= Donald MacDonald (pastoralist) =

Australian pastoralist (1857–1937)

Donald MacDonald mostly known as Dan MacDonald (1857 – 9 March 1937) was a prominent Australian pastoralist.

==Early life==
MacDonald was born at Bradley in Laggan in New South Wales and was the fourth child of Scottish immigrant Donald MacDonald.

The MacDonald and MacKenzie families had read about the Alexander Forrest descriptions of lands in the Kimberley region of Western Australia that would be open for leasehold. MacDonald had already arrived in Western Australia by 1879 when his father wrote to ask to explore the area. The younger MacDonald did as asked, then applied for a 100 sqmi selection at the junction of the Margaret River and Fitzroy River, that later became part of Fossil Downs Station.

==Career==
MacDonald began to establish the station and waited for his brothers, Charles and William, to arrive with the stock they were droving from Goulburn.
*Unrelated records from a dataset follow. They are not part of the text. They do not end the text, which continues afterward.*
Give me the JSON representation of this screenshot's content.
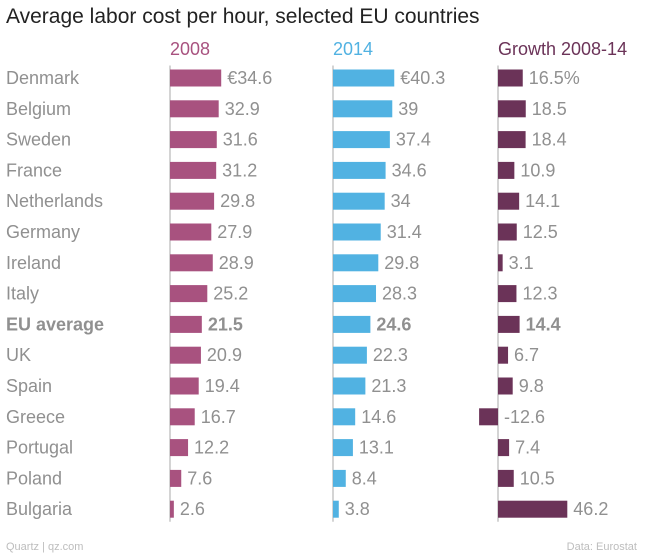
{
  "title": "Average labor cost per hour, selected EU countries",
  "footer": {
    "source_left": "Quartz | qz.com",
    "source_right": "Data: Eurostat"
  },
  "colors": {
    "series_2008": "#a8527f",
    "series_2014": "#51b2e2",
    "series_growth": "#6b3358",
    "axis": "#aaaaaa",
    "label": "#909090"
  },
  "chart_data": {
    "type": "bar",
    "orientation": "horizontal",
    "title": "Average labor cost per hour, selected EU countries",
    "categories": [
      "Denmark",
      "Belgium",
      "Sweden",
      "France",
      "Netherlands",
      "Germany",
      "Ireland",
      "Italy",
      "EU average",
      "UK",
      "Spain",
      "Greece",
      "Portugal",
      "Poland",
      "Bulgaria"
    ],
    "highlight_category": "EU average",
    "series": [
      {
        "name": "2008",
        "values": [
          34.6,
          32.9,
          31.6,
          31.2,
          29.8,
          27.9,
          28.9,
          25.2,
          21.5,
          20.9,
          19.4,
          16.7,
          12.2,
          7.6,
          2.6
        ],
        "labels": [
          "€34.6",
          "32.9",
          "31.6",
          "31.2",
          "29.8",
          "27.9",
          "28.9",
          "25.2",
          "21.5",
          "20.9",
          "19.4",
          "16.7",
          "12.2",
          "7.6",
          "2.6"
        ]
      },
      {
        "name": "2014",
        "values": [
          40.3,
          39,
          37.4,
          34.6,
          34,
          31.4,
          29.8,
          28.3,
          24.6,
          22.3,
          21.3,
          14.6,
          13.1,
          8.4,
          3.8
        ],
        "labels": [
          "€40.3",
          "39",
          "37.4",
          "34.6",
          "34",
          "31.4",
          "29.8",
          "28.3",
          "24.6",
          "22.3",
          "21.3",
          "14.6",
          "13.1",
          "8.4",
          "3.8"
        ]
      },
      {
        "name": "Growth 2008-14",
        "values": [
          16.5,
          18.5,
          18.4,
          10.9,
          14.1,
          12.5,
          3.1,
          12.3,
          14.4,
          6.7,
          9.8,
          -12.6,
          7.4,
          10.5,
          46.2
        ],
        "labels": [
          "16.5%",
          "18.5",
          "18.4",
          "10.9",
          "14.1",
          "12.5",
          "3.1",
          "12.3",
          "14.4",
          "6.7",
          "9.8",
          "-12.6",
          "7.4",
          "10.5",
          "46.2"
        ]
      }
    ]
  }
}
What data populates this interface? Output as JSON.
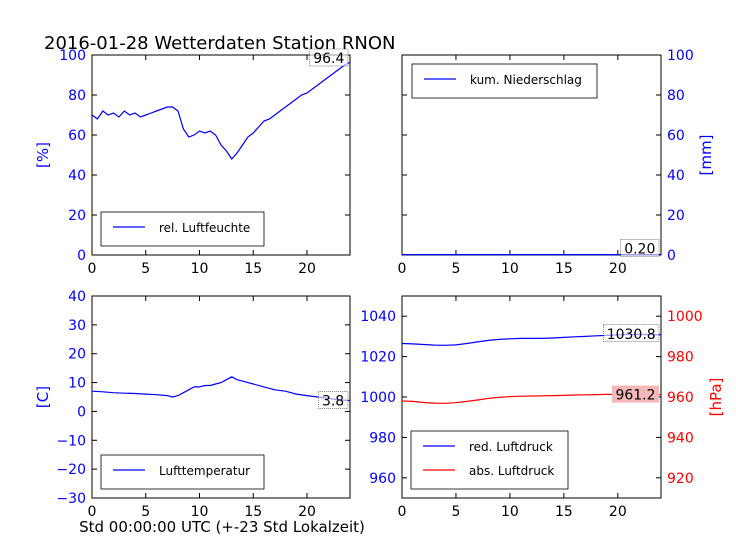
{
  "figure_title": "2016-01-28 Wetterdaten Station RNON",
  "bottom_xlabel": "Std 00:00:00 UTC (+-23 Std Lokalzeit)",
  "colors": {
    "blue": "#0000ff",
    "red": "#ff0000",
    "black": "#000000",
    "red_box": "#f4b8b8"
  },
  "chart_data": [
    {
      "type": "line",
      "panel": "top-left",
      "ylabel": "[%]",
      "xlim": [
        0,
        24
      ],
      "ylim": [
        0,
        100
      ],
      "xticks": [
        0,
        5,
        10,
        15,
        20
      ],
      "yticks": [
        0,
        20,
        40,
        60,
        80,
        100
      ],
      "legend": "bottom-left",
      "series": [
        {
          "name": "rel. Luftfeuchte",
          "color": "#0000ff",
          "x": [
            0,
            0.5,
            1,
            1.5,
            2,
            2.5,
            3,
            3.5,
            4,
            4.5,
            5,
            5.5,
            6,
            6.5,
            7,
            7.5,
            8,
            8.5,
            9,
            9.5,
            10,
            10.5,
            11,
            11.5,
            12,
            12.5,
            13,
            13.5,
            14,
            14.5,
            15,
            15.5,
            16,
            16.5,
            17,
            17.5,
            18,
            18.5,
            19,
            19.5,
            20,
            20.5,
            21,
            21.5,
            22,
            22.5,
            23,
            23.5,
            24
          ],
          "y": [
            70,
            68,
            72,
            70,
            71,
            69,
            72,
            70,
            71,
            69,
            70,
            71,
            72,
            73,
            74,
            74,
            72,
            63,
            59,
            60,
            62,
            61,
            62,
            60,
            55,
            52,
            48,
            51,
            55,
            59,
            61,
            64,
            67,
            68,
            70,
            72,
            74,
            76,
            78,
            80,
            81,
            83,
            85,
            87,
            89,
            91,
            93,
            95,
            96.4
          ]
        }
      ],
      "last_value_label": "96.4"
    },
    {
      "type": "line",
      "panel": "top-right",
      "ylabel": "[mm]",
      "xlim": [
        0,
        24
      ],
      "ylim": [
        0,
        100
      ],
      "xticks": [
        0,
        5,
        10,
        15,
        20
      ],
      "yticks": [
        0,
        20,
        40,
        60,
        80,
        100
      ],
      "legend": "top-left",
      "series": [
        {
          "name": "kum. Niederschlag",
          "color": "#0000ff",
          "x": [
            0,
            24
          ],
          "y": [
            0.2,
            0.2
          ]
        }
      ],
      "last_value_label": "0.20"
    },
    {
      "type": "line",
      "panel": "bottom-left",
      "ylabel": "[C]",
      "xlim": [
        0,
        24
      ],
      "ylim": [
        -30,
        40
      ],
      "xticks": [
        0,
        5,
        10,
        15,
        20
      ],
      "yticks": [
        -30,
        -20,
        -10,
        0,
        10,
        20,
        30,
        40
      ],
      "legend": "bottom-left",
      "series": [
        {
          "name": "Lufttemperatur",
          "color": "#0000ff",
          "x": [
            0,
            1,
            2,
            3,
            4,
            5,
            6,
            7,
            7.5,
            8,
            8.5,
            9,
            9.5,
            10,
            10.5,
            11,
            11.5,
            12,
            12.5,
            13,
            13.5,
            14,
            15,
            16,
            17,
            18,
            19,
            20,
            21,
            22,
            23,
            24
          ],
          "y": [
            7,
            6.8,
            6.5,
            6.3,
            6.2,
            6,
            5.8,
            5.5,
            5,
            5.5,
            6.5,
            7.5,
            8.5,
            8.5,
            9,
            9,
            9.5,
            10,
            11,
            12,
            11,
            10.5,
            9.5,
            8.5,
            7.5,
            7,
            6,
            5.5,
            5,
            4.5,
            4,
            3.8
          ]
        }
      ],
      "last_value_label": "3.8"
    },
    {
      "type": "line",
      "panel": "bottom-right",
      "xlim": [
        0,
        24
      ],
      "ylim_left": [
        950,
        1050
      ],
      "yticks_left": [
        960,
        980,
        1000,
        1020,
        1040
      ],
      "ylabel_right": "[hPa]",
      "ylim_right": [
        910,
        1010
      ],
      "yticks_right": [
        920,
        940,
        960,
        980,
        1000
      ],
      "xticks": [
        0,
        5,
        10,
        15,
        20
      ],
      "legend": "bottom-left",
      "series": [
        {
          "name": "red. Luftdruck",
          "color": "#0000ff",
          "axis": "left",
          "x": [
            0,
            1,
            2,
            3,
            4,
            5,
            6,
            7,
            8,
            9,
            10,
            11,
            12,
            13,
            14,
            15,
            16,
            17,
            18,
            19,
            20,
            21,
            22,
            23,
            24
          ],
          "y": [
            1026.5,
            1026.3,
            1026,
            1025.7,
            1025.6,
            1025.8,
            1026.5,
            1027.3,
            1028,
            1028.5,
            1028.8,
            1029,
            1029,
            1029,
            1029.2,
            1029.5,
            1029.8,
            1030,
            1030.3,
            1030.5,
            1030.8,
            1031,
            1031,
            1030.9,
            1030.8
          ]
        },
        {
          "name": "abs. Luftdruck",
          "color": "#ff0000",
          "axis": "right",
          "x": [
            0,
            1,
            2,
            3,
            4,
            5,
            6,
            7,
            8,
            9,
            10,
            11,
            12,
            13,
            14,
            15,
            16,
            17,
            18,
            19,
            20,
            21,
            22,
            23,
            24
          ],
          "y": [
            958,
            957.8,
            957.3,
            957,
            956.9,
            957.2,
            957.8,
            958.5,
            959.3,
            959.8,
            960.2,
            960.4,
            960.5,
            960.6,
            960.7,
            960.8,
            961,
            961.1,
            961.2,
            961.3,
            961.4,
            961.4,
            961.3,
            961.2,
            961.2
          ]
        }
      ],
      "last_value_labels": [
        "1030.8",
        "961.2"
      ]
    }
  ]
}
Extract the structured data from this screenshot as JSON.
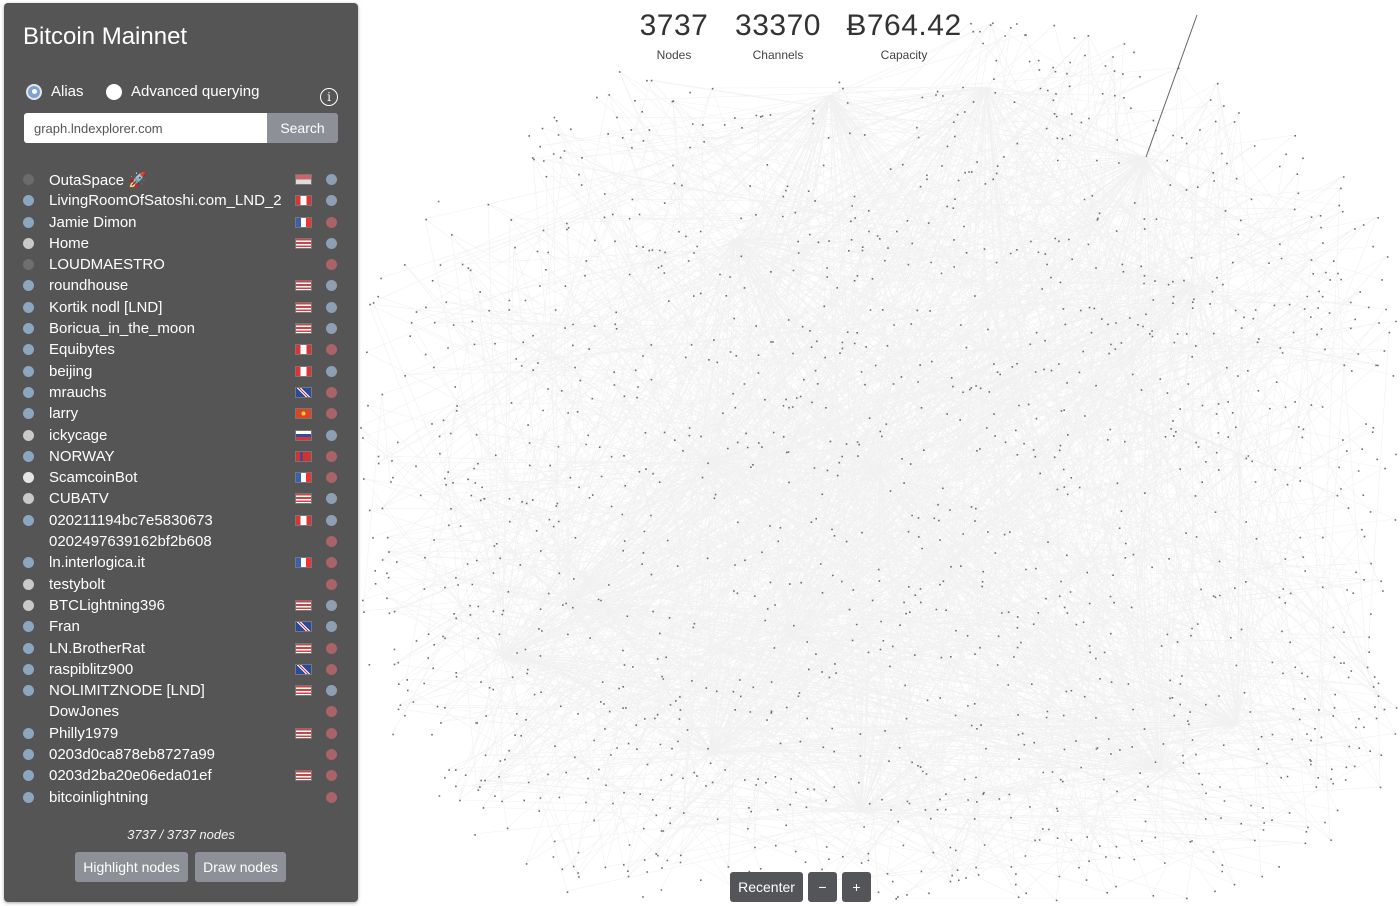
{
  "stats": {
    "nodes": {
      "value": "3737",
      "label": "Nodes"
    },
    "channels": {
      "value": "33370",
      "label": "Channels"
    },
    "capacity": {
      "value": "Ƀ764.42",
      "label": "Capacity"
    }
  },
  "panel": {
    "title": "Bitcoin Mainnet",
    "search_modes": [
      {
        "label": "Alias",
        "checked": true
      },
      {
        "label": "Advanced querying",
        "checked": false
      }
    ],
    "info_icon": "info-icon",
    "search": {
      "value": "graph.lndexplorer.com",
      "button": "Search"
    },
    "node_count": "3737 / 3737 nodes",
    "highlight_button": "Highlight nodes",
    "draw_button": "Draw nodes"
  },
  "nodes": [
    {
      "alias": "OutaSpace 🚀",
      "dot": "#6b6b6b",
      "flag": "striped",
      "status": "#8d9fb3"
    },
    {
      "alias": "LivingRoomOfSatoshi.com_LND_2",
      "dot": "#8da6bf",
      "flag": "CA",
      "status": "#8d9fb3"
    },
    {
      "alias": "Jamie Dimon",
      "dot": "#8da6bf",
      "flag": "FR",
      "status": "#a86466"
    },
    {
      "alias": "Home",
      "dot": "#c9c9c9",
      "flag": "US",
      "status": "#8d9fb3"
    },
    {
      "alias": "LOUDMAESTRO",
      "dot": "#6f6f70",
      "flag": "",
      "status": "#a86466"
    },
    {
      "alias": "roundhouse",
      "dot": "#8da6bf",
      "flag": "US",
      "status": "#8d9fb3"
    },
    {
      "alias": "Kortik nodl [LND]",
      "dot": "#8da6bf",
      "flag": "US",
      "status": "#8d9fb3"
    },
    {
      "alias": "Boricua_in_the_moon",
      "dot": "#8da6bf",
      "flag": "US",
      "status": "#8d9fb3"
    },
    {
      "alias": "Equibytes",
      "dot": "#8da6bf",
      "flag": "CA",
      "status": "#a86466"
    },
    {
      "alias": "beijing",
      "dot": "#8da6bf",
      "flag": "CA",
      "status": "#8d9fb3"
    },
    {
      "alias": "mrauchs",
      "dot": "#8da6bf",
      "flag": "GB",
      "status": "#a86466"
    },
    {
      "alias": "larry",
      "dot": "#8da6bf",
      "flag": "VN",
      "status": "#a86466"
    },
    {
      "alias": "ickycage",
      "dot": "#c9c9c9",
      "flag": "SK",
      "status": "#8d9fb3"
    },
    {
      "alias": "NORWAY",
      "dot": "#8da6bf",
      "flag": "NO",
      "status": "#a86466"
    },
    {
      "alias": "ScamcoinBot",
      "dot": "#e6e6e6",
      "flag": "FR",
      "status": "#a86466"
    },
    {
      "alias": "CUBATV",
      "dot": "#c9c9c9",
      "flag": "US",
      "status": "#8d9fb3"
    },
    {
      "alias": "020211194bc7e5830673",
      "dot": "#8da6bf",
      "flag": "CA",
      "status": "#8d9fb3"
    },
    {
      "alias": "0202497639162bf2b608",
      "dot": "#555556",
      "flag": "",
      "status": "#a86466"
    },
    {
      "alias": "ln.interlogica.it",
      "dot": "#8da6bf",
      "flag": "FR",
      "status": "#a86466"
    },
    {
      "alias": "testybolt",
      "dot": "#c9c9c9",
      "flag": "",
      "status": "#a86466"
    },
    {
      "alias": "BTCLightning396",
      "dot": "#c9c9c9",
      "flag": "US",
      "status": "#8d9fb3"
    },
    {
      "alias": "Fran",
      "dot": "#8da6bf",
      "flag": "GB",
      "status": "#8d9fb3"
    },
    {
      "alias": "LN.BrotherRat",
      "dot": "#8da6bf",
      "flag": "US",
      "status": "#a86466"
    },
    {
      "alias": "raspiblitz900",
      "dot": "#8da6bf",
      "flag": "GB",
      "status": "#a86466"
    },
    {
      "alias": "NOLIMITZNODE [LND]",
      "dot": "#8da6bf",
      "flag": "US",
      "status": "#8d9fb3"
    },
    {
      "alias": "DowJones",
      "dot": "#555556",
      "flag": "",
      "status": "#a86466"
    },
    {
      "alias": "Philly1979",
      "dot": "#8da6bf",
      "flag": "US",
      "status": "#a86466"
    },
    {
      "alias": "0203d0ca878eb8727a99",
      "dot": "#8da6bf",
      "flag": "",
      "status": "#a86466"
    },
    {
      "alias": "0203d2ba20e06eda01ef",
      "dot": "#8da6bf",
      "flag": "US",
      "status": "#a86466"
    },
    {
      "alias": "bitcoinlightning",
      "dot": "#8da6bf",
      "flag": "",
      "status": "#a86466"
    }
  ],
  "controls": {
    "recenter": "Recenter",
    "zoom_out": "−",
    "zoom_in": "+"
  }
}
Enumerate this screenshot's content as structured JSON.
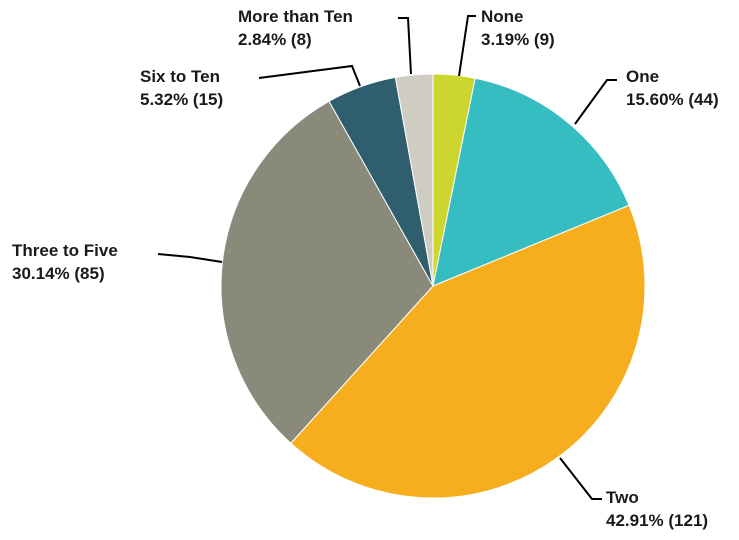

The brothers eventually arrived with the stock in 1886. Once arrived the MacDonalds and MacKenzies worked to build the property and cattle numbers soon increased. The MacKenzies sold their interest to the MacDonalds in the early 1900s, Charles MacDonald died in 1903 and then William died in 1910 leaving Dan with sole ownership of the property. The station prospered and MacDonald expanded the holding and introduced Red Poll cattle into the Shorthorn herd. Sidney Kidman acquired a stake in the 1920s but by 1928 MacDonald bought him out and had full ownership again. By 1931 his son, William MacDonald, became a partner.

MacDonald retired to Goulburn in the early 1930s and continued to visit Fossil Downs until poor health forced him to stop travelling in 1935. He died at his home in Goulburn in 1937.